Alfa Laval

Architected Alva — a production multi-agent AI platform orchestrating 10+ LLMs through a unified chat interface. Built the full stack end-to-end: React UI, .NET 8 orchestrator, Python/FastAPI agent service, Azure infrastructure as code.

10+

LLMs orchestrated

Services in pipeline

GB → MB

Docker context reduced

All

Architecture layers owned

The brief

Alfa Laval needed an enterprise-grade GenAI platform — not a prototype. One unified interface to route conversations across multiple LLM providers (OpenAI, Anthropic, Mistral, Meta, xAI, DeepSeek), with proper document understanding, tool use, and the observability that operations teams actually need.

What I designed

A ReAct-style reasoning agent on LlamaIndex with FastAPI, fronted by a .NET 8 orchestrator following Clean Architecture, and a React UI. The orchestrator brokers streaming responses end-to-end so the user sees tokens as fast as the model produces them. The Python service handles tool-use: web search (Tavily), RAG retrieval, image generation (FLUX), analytics, and chart generation.

The RAG pipeline is the full stack: document parsing for PDF, DOCX, PPTX, XLSX, and images via OCR; chunking tuned per document type; embeddings via Azure OpenAI; vector retrieval from PostgreSQL with pgvector. Documents are processed async via Azure Functions so the chat API never blocks.

Infrastructure is Bicep — every resource, every RBAC assignment, every role grant parameterized per service identity (API, agent, MCP, RAG). ACR prod isolation uses an image-promotion pattern so prod only pulls verified Test images, never direct builds.

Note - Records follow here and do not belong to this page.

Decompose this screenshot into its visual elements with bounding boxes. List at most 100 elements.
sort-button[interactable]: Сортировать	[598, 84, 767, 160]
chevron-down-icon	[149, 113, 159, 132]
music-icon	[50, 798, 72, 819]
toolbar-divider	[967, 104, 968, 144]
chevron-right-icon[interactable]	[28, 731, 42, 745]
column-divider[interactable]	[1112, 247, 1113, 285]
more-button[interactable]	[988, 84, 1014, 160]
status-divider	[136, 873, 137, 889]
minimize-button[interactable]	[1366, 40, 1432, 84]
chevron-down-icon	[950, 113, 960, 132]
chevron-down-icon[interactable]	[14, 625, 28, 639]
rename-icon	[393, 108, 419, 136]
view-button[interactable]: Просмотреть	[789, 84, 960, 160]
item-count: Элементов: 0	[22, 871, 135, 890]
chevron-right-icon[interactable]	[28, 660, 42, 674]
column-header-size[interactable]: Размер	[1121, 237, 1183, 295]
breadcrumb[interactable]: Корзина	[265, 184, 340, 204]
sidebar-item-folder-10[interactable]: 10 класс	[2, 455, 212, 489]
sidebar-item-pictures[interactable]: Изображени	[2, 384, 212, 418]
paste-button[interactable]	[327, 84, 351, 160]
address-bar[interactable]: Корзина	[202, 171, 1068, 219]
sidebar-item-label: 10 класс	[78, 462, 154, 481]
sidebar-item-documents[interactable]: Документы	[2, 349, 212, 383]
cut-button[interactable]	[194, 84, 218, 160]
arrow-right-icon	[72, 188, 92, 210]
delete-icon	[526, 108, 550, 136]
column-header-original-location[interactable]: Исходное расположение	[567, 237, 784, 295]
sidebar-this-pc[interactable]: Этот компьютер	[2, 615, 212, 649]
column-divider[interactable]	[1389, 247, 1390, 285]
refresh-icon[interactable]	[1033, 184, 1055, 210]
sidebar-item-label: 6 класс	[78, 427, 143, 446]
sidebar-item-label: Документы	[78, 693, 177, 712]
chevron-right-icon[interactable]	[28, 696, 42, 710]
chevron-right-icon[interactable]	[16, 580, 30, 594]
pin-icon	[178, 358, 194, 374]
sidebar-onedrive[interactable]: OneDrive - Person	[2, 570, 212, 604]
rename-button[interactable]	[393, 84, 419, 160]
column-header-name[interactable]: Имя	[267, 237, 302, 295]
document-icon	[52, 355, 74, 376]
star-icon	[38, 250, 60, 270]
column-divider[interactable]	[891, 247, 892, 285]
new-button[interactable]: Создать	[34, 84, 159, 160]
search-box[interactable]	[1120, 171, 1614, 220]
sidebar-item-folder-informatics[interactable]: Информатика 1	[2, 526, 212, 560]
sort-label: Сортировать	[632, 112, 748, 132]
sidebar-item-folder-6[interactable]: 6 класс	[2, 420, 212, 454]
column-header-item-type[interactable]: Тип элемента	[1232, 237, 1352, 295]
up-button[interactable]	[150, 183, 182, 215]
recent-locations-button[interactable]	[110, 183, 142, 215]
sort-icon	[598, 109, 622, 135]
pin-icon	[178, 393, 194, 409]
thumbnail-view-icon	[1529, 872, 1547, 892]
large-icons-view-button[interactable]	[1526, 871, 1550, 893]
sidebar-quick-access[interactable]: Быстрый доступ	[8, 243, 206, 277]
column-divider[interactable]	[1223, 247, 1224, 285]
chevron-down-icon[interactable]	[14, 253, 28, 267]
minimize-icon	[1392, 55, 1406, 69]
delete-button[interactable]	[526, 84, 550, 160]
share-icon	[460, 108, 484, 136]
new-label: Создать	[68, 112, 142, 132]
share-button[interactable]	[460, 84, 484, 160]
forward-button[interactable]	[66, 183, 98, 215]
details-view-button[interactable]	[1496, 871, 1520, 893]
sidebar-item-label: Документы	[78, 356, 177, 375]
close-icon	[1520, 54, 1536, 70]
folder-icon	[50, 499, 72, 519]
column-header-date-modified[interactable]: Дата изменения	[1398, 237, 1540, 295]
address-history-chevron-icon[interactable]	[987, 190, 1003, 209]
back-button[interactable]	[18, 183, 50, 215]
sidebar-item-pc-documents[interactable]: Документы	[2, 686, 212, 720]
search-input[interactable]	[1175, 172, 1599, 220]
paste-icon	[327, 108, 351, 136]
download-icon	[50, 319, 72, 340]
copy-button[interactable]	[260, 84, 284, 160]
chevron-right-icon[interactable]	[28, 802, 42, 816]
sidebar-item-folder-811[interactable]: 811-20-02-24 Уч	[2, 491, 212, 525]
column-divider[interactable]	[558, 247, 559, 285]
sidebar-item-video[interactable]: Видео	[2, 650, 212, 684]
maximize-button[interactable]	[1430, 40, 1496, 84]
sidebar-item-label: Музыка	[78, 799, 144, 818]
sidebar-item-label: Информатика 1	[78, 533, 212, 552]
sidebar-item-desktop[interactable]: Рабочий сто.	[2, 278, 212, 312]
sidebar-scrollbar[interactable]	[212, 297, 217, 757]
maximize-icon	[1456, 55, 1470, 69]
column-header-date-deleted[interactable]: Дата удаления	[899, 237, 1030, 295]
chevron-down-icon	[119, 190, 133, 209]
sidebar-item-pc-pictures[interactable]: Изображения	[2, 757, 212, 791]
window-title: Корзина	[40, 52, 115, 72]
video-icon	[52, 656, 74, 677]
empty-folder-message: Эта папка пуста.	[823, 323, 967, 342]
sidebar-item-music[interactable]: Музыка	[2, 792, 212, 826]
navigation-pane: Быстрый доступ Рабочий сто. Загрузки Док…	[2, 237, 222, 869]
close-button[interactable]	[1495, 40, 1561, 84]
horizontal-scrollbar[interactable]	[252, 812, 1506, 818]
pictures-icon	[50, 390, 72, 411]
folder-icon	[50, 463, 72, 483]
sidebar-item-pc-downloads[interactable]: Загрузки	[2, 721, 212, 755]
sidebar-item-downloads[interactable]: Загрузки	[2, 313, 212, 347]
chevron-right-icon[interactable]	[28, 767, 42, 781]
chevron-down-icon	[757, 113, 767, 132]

What I shipped on the DevOps side

Unified CI/CD pipeline across 7 services (BE, AI agent, UI, infra, MCP server, two RAG parsers) — single Alva.yaml with Detect / Build / Deploy / E2E stages.
Selective-component builds — pipeline detects changed components and skips the rest, cutting build time significantly.
Parallel deploys — fan-out across BE/AI/UI/MCP/RAG after infra, reducing wall time.
QA sign-off gate between Test and Prod with partial-run handling for hotfixes.
Consolidated coverage reports across .NET (xUnit) and Python (pytest) into a single Azure DevOps report.
Dockerfile optimization — trimmed RAG service build context from multi-GB to MB via .dockerignore discipline.

Outside core scope (range)

Delivered the Admin Configuration Panel — agents, models, terms, and policies CRUD with file upload for policy documents. React + .NET API + validation, merged to prod.

Why it matters

Most enterprise GenAI stalls at the prototype. This one reached production because the architecture was designed for ops on day one: observability via OpenTelemetry and Application Insights, streaming latency management, structured error handling, identity-per-service, and an E2E test suite that catches regressions before customers see them.